Volunteers with the Wayne County Chapter of the American Red Cross took that a step further.
It was part of the Home Alone Safety 2005 program that volunteers with the Red Cross gave to all kindergarten through fifth grade classes in Wayne County's public schools and at some of the private schools.
The purpose of the program, according to Chuck Waller, local Red Cross director, is to educate students in stranger identification and empower them with techniques and knowledge that will keep them safe.
"We are trying to get them to understand that they can't look at somebody and tell if he is good or bad," Waller said. "So if they use the rule that a stranger is someone they or their family doesn't know, then that takes the pressure off them of having to decide if that person is good or bad."
This was the fifth year of the Home Alone program. Abduction prevention techniques were taught to 9,000 students in the local schools. They learned about what a stranger is and how to identify common tricks that strangers use.
At each presentation, one of the two Red Cross volunteers dressed in a trench coat, hat and glasses and walked around the room. This was to show the students that the person was indeed a stranger because of the way he looked, but that there are others who look just like a normal person who are also strangers.
They explained to the students that some people appear to be nice, but may be dangerous.

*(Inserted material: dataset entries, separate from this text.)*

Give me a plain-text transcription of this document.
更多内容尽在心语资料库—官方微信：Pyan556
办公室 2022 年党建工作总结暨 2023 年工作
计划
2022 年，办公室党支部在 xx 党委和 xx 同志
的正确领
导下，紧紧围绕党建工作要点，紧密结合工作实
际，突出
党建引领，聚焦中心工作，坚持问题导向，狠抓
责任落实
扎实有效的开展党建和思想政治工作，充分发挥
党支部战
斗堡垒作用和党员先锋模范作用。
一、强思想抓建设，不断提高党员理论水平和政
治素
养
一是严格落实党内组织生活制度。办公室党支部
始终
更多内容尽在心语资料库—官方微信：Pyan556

The volunteers also role played with the students to identify tricks that people use to lure children out of the school. For example, the volunteer asked one of the students if he would take the volunteer to the school office. Then the volunteer explained that students should never do this if the person is someone they don't know.
At Meadow Lane, Teresa Williams, Red Cross disaster coordinator, pointed out that since the students had not met her, she was actually a stranger to them. She told the students that "we hope you are never in a situation with a stranger, but if you are, we want you to know what to do."

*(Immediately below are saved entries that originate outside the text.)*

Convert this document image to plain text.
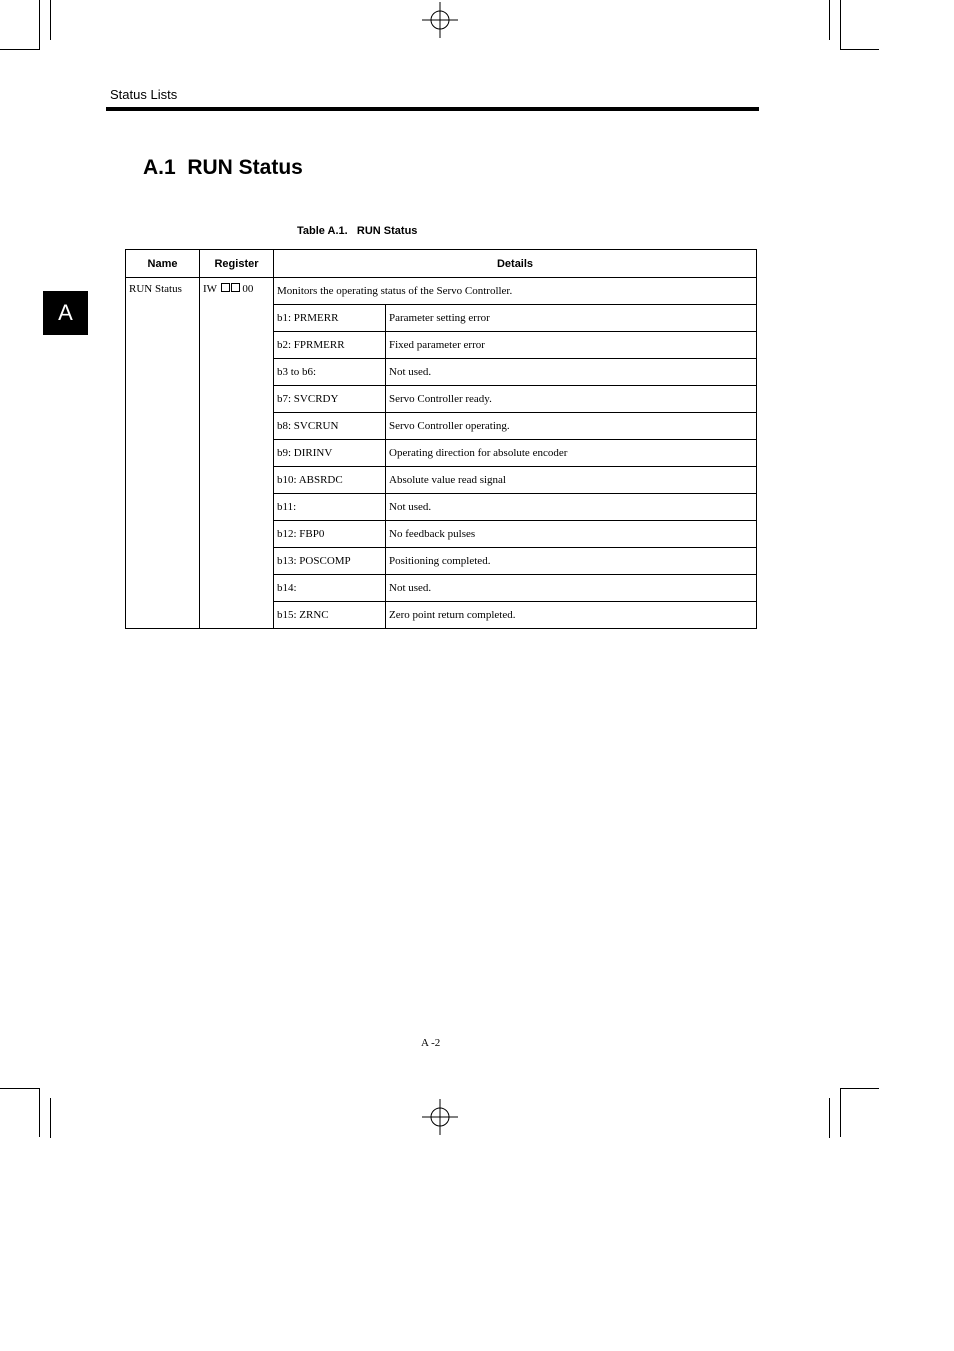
Status Lists
A.1  RUN Status
Table A.1.   RUN Status
A
Name	Register	Details	
RUN Status	IW 00	Monitors the operating status of the Servo Controller.	
		b1: PRMERR	Parameter setting error
		b2: FPRMERR	Fixed parameter error
		b3 to b6:	Not used.
		b7: SVCRDY	Servo Controller ready.
		b8: SVCRUN	Servo Controller operating.
		b9: DIRINV	Operating direction for absolute encoder
		b10: ABSRDC	Absolute value read signal
		b11:	Not used.
		b12: FBP0	No feedback pulses
		b13: POSCOMP	Positioning completed.
		b14:	Not used.
		b15: ZRNC	Zero point return completed.
A -2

She and Red Cross volunteer Susan Parris listed some rules children should be aware of to avoid being abducted such as always walking or riding their bike with a friend and always getting their parents' permission before riding or going with anyone.
Some of the tricks that strangers use to abduct children include wearing badges that lead children to believe they are an official when they are not and seeing a child's name on his book bag or a magnet on his car and then calling the child by name when in reality, the stranger doesn't know that child.
A stranger sometimes will ask a child to help him find his lost dog, playing on the child's emotions, when the stranger really just wants to get that child in his car to abduct him.
Mrs. Williams and Ms. Parris told the students to always put their name on the inside of their book bag and never on the outside of their parent's car and always tell their parents or another adult in charge where they will be at all times.
They urged the students to always walk facing traffic because it's harder for a stranger to pull up beside a student walking with traffic and pull him into the car.
The volunteers also told the students to have a secret code word with their parents. Then if someone comes up to them and says the child's parents sent him to get the child, that person should have the code word.
"Only give the person one chance to tell you the code word," stressed Mrs. Williams. "Don't let him keep guessing because he may eventually guess it. And change your code word frequently."
Other tips to help the children not become abduction victims were to never take anything from a stranger, never get into a vehicle with a stranger, don't listen to a stranger's sad story and be extra careful at the bus stop of strangers offering them a ride.
If a stranger tries to abduct a student, the Red Cross teaches them to use the "SKY" rule -- scream, kick and yell. And the student should yell very loudly "You are not my mom. You are not my dad. I don't know you.